ECLI:NL:RBDHA:2021:16399
Rechtbank Den Haag
- Eerste aanleg - enkelvoudig
- Rechtspraak.nl
Bewaring van een vreemdeling en de beoordeling van voortvarendheid en inspanningsverplichting door de overheid
In deze zaak heeft de Rechtbank Den Haag op 30 augustus 2021 uitspraak gedaan in een bestuursrechtelijke procedure betreffende de bewaring van een vreemdeling. De eiser, die stelt de Colombiaanse nationaliteit te hebben, was in bewaring gesteld op grond van artikel 59 van de Vreemdelingenwet 2000. De rechtbank heeft vastgesteld dat de maatregel van bewaring is opgelegd omdat er een risico bestond dat de eiser zich aan het toezicht zou onttrekken en de voorbereiding van zijn vertrek of uitzettingsprocedure zou ontwijken. Eiser heeft tegen het besluit van de Staatssecretaris van Justitie en Veiligheid beroep ingesteld, waarbij hij tevens een verzoek om schadevergoeding heeft ingediend.
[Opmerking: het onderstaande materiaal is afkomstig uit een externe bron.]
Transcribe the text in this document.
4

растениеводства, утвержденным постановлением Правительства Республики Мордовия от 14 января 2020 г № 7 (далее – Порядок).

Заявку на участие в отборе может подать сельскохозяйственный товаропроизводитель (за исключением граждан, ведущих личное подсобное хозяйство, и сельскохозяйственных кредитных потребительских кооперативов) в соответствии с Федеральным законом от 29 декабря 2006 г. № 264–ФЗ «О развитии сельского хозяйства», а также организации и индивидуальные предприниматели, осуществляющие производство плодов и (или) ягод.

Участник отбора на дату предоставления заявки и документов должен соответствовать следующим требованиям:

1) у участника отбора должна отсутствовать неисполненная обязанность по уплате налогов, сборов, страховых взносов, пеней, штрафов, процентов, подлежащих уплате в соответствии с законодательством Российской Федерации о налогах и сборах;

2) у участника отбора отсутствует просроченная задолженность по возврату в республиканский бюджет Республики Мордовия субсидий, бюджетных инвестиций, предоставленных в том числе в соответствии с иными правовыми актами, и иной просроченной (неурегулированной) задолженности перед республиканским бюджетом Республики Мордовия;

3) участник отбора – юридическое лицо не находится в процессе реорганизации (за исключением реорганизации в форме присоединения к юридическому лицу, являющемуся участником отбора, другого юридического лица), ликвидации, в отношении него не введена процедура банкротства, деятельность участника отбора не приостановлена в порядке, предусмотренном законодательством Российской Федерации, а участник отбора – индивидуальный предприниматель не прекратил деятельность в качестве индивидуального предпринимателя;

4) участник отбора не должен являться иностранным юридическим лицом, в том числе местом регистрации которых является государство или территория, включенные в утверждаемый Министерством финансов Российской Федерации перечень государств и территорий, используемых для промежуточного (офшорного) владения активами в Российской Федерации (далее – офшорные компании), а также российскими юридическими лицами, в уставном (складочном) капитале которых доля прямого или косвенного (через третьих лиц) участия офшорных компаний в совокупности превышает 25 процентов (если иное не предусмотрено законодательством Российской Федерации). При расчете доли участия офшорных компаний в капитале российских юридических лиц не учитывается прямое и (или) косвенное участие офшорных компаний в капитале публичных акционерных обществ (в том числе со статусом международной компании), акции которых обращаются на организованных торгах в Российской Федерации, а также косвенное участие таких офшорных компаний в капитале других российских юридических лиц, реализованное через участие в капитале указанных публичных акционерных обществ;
Tijdens de zitting op 30 augustus 2021 is eiser niet verschenen, maar heeft hij wel een afstandsverklaring ingediend. De rechtbank heeft onmiddellijk na de behandeling uitspraak gedaan en het beroep ongegrond verklaard, evenals het verzoek om schadevergoeding. De rechtbank overweegt dat de gronden voor de bewaring niet zijn betwist door eiser en dat er geen aanleiding is om te oordelen dat de Staatssecretaris onvoldoende voortvarend heeft gehandeld. De rechtbank concludeert dat het belang van de Staat bij voortzetting van de inbewaringstelling zwaarder weegt dan het belang van eiser bij opheffing van de maatregel. De uitspraak is openbaar gemaakt op 1 september 2021.